La disfatta di Caporetto è un capitolo particolarmente doloroso e complesso della storia italiana: l’offensiva che portò alla tremenda sconfitta subita da austriaci e tedeschi riuscì a essere così efficace proprio perché in aiuto degli austriaci vennero i tedeschi. Il generale von Cramon racconta, nelle sue memorie pubblicate nel dopoguerra, che l’idea di ricorrere ai tedeschi per poter sferrare l’attacco decisivo agli italiani iniziò a prendere piede durante l’offensiva di Cadorna sulla Bainsizza.
L’obiettivo di Cadorna era Trieste, ma l’unico modo per fermare quanto prima gli italiani era organizzare quanto prima una controffensiva, impossibile da sferrare per l’esercito austriaco senza il supporto tedesco.
Conoscere chi “firmò” gli attacchi e le offensive delle battaglie del Novecento è quasi impossibile vista l’estrema complessità dell’organizzazione degli Stati Maggiori. Un esercito della Prima Guerra Mondiale infatti aveva un comandante nominale (il re Vittorio Emanuele, nel caso di quello italiano); c’era poi il capo di Stato Maggiore, vero responsabile delle decisioni, negli eserciti più progrediti poi esisteva il capo dell’Ufficio operazioni, spesso un semplice colonnello che rimaneva nell’ombra ma che aveva un ruolo decisivo.
Il capo di Stato Maggiore Paul von Hindenburg, nel suo libro di memorie pubblicato nel 1920, dedica un capitolo a Caporetto e osserva che lui si era opposto sin dall’inizio a togliere uomini dalle operazioni sul fronte occidentale (dove era richiesto fino all’ultimo uomo) per mandarli a combattere essenzialmente solo per la gloria.
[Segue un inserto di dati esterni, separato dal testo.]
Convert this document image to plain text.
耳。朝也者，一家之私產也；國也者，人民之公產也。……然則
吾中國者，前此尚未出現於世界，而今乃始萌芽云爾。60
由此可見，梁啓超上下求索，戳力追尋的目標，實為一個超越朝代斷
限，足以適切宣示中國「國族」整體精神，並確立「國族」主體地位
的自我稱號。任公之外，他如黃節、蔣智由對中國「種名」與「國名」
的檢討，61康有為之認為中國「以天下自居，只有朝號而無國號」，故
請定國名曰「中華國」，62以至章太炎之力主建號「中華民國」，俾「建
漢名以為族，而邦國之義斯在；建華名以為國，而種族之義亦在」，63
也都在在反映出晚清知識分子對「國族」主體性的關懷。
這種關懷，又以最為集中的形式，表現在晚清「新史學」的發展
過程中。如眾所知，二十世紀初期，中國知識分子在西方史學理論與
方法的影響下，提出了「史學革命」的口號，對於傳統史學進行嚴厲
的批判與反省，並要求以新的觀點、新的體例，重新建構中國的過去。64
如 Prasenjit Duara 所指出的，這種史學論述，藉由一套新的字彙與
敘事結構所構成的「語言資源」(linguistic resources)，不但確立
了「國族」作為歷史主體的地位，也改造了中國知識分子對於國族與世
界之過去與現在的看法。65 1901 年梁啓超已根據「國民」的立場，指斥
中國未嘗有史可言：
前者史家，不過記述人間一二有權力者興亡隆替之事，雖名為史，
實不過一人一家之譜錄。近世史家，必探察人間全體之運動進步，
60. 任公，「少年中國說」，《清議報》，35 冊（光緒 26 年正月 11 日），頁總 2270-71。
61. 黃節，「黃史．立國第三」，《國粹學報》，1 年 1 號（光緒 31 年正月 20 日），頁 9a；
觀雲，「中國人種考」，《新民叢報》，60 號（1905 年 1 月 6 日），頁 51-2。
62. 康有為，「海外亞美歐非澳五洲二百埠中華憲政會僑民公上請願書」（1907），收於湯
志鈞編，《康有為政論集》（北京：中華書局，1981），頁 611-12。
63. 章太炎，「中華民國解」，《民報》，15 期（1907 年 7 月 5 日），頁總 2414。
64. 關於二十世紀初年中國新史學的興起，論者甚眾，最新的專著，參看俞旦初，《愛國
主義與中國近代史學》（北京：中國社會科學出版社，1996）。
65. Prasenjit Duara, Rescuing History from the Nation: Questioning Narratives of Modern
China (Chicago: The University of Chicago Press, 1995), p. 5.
Ma il suo parere contava fino a un certo punto e il Kaiser Guglielmo decise che scendere in campo a fianco degli austriaci era fattibile: “Puoi star sicuro che non solo il mio esercito, ma tutta la Germania giubilerà, se truppe tedesche insieme con i valorosi combattenti dell’Isonzo daranno addosso alla spergiura Italia”.